Although all licensed formulations against SARS-CoV-2 distributed in most developed countries used only the original sequence of the spike protein of the wild-type Wuhan-1 strain as the immunogen, inactivated whole virus vaccines have also been distributed in various populated regions such as Africa, Asia, or South America. High efficacy and effectiveness have been demonstrated with these vaccines, which contain the complete proteome of the virus [
30]. It is then obvious that with immunization with the whole virus, the number of epitopes fully conserved in the Khosta-2 virus would be much higher than what we have identified in the present study with only those corresponding to the spike protein of SARS-CoV-2, resulting in increased T cell-mediated cross-protection with these inactivated vaccines.

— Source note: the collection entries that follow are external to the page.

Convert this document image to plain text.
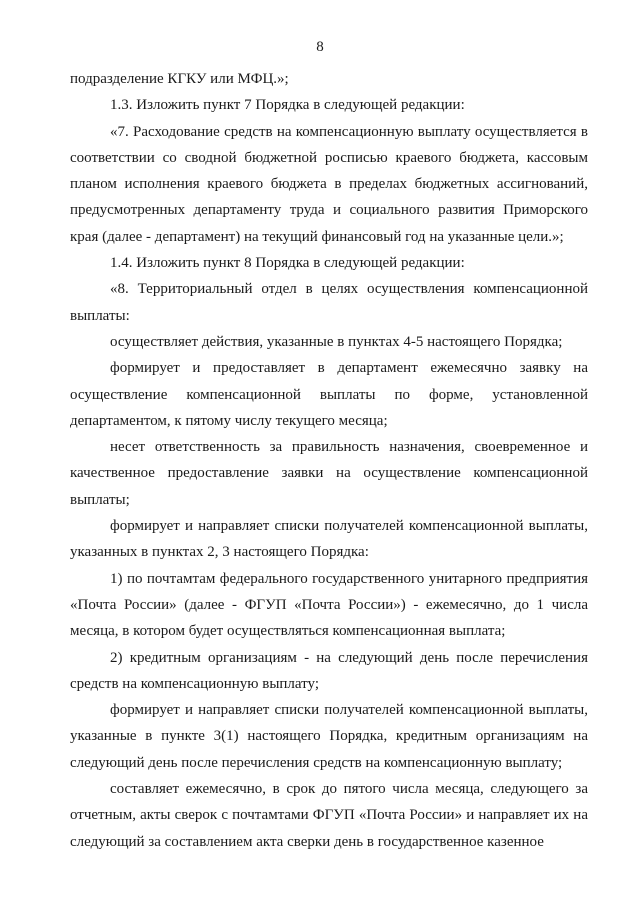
8

подразделение КГКУ или МФЦ.»;

1.3. Изложить пункт 7 Порядка в следующей редакции:

«7. Расходование средств на компенсационную выплату осуществляется в соответствии со сводной бюджетной росписью краевого бюджета, кассовым планом исполнения краевого бюджета в пределах бюджетных ассигнований, предусмотренных департаменту труда и социального развития Приморского края (далее - департамент) на текущий финансовый год на указанные цели.»;

1.4. Изложить пункт 8 Порядка в следующей редакции:

«8. Территориальный отдел в целях осуществления компенсационной выплаты:

осуществляет действия, указанные в пунктах 4-5 настоящего Порядка;

формирует и предоставляет в департамент ежемесячно заявку на осуществление компенсационной выплаты по форме, установленной департаментом, к пятому числу текущего месяца;

несет ответственность за правильность назначения, своевременное и качественное предоставление заявки на осуществление компенсационной выплаты;

формирует и направляет списки получателей компенсационной выплаты, указанных в пунктах 2, 3 настоящего Порядка:

1) по почтамтам федерального государственного унитарного предприятия «Почта России» (далее - ФГУП «Почта России») - ежемесячно, до 1 числа месяца, в котором будет осуществляться компенсационная выплата;

2) кредитным организациям - на следующий день после перечисления средств на компенсационную выплату;

формирует и направляет списки получателей компенсационной выплаты, указанные в пункте 3(1) настоящего Порядка, кредитным организациям на следующий день после перечисления средств на компенсационную выплату;

составляет ежемесячно, в срок до пятого числа месяца, следующего за отчетным, акты сверок с почтамтами ФГУП «Почта России» и направляет их на следующий за составлением акта сверки день в государственное казенное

Thus, new injections of inactivated whole SARS-CoV-2 vaccines could be much more effective against the spread of Khosta-2. In this context, T cells recognizing epitopes of non-structural proteins from the phylogenetically more distant alpha and betacoronaviruses, pathogens that cause the common cold, have also been shown to be cross-reactive epitopes during COVID-19 [
31].
Intramuscular administration is used for all COVID-19 formulations. However, it is well known that the immune response in the upper respiratory tract induced by this intramuscular administration is limited. Animal models indicate that intranasal immunization against infections such as SARS-CoV-2 produces a better response in the upper respiratory tract, potentiating the immune response and reducing morbidity and mortality (reviewed in [
32]). Therefore, the current trend in the field of respiratory vaccines is to develop protocols and clinical trials for intranasal delivery of vaccines and to obtain regulatory approval. Among the topics covered in the current study, the use of repositioning vaccines designed against one virus and reused against another, intranasal administration would be a very good strategy to increase the efficacy and degree of protection of the vaccines against respiratory pathogens such as coronaviruses.
Finally, the present study has important public health implications for future pandemics, since the use of these immunoinformatic analyses and a similar exploration of cross-reactive humoral responses could be a useful rapid response strategy to confront future pandemics (produced by any new coronavirus or by viruses of a different family) with the vaccine tools available at any given time.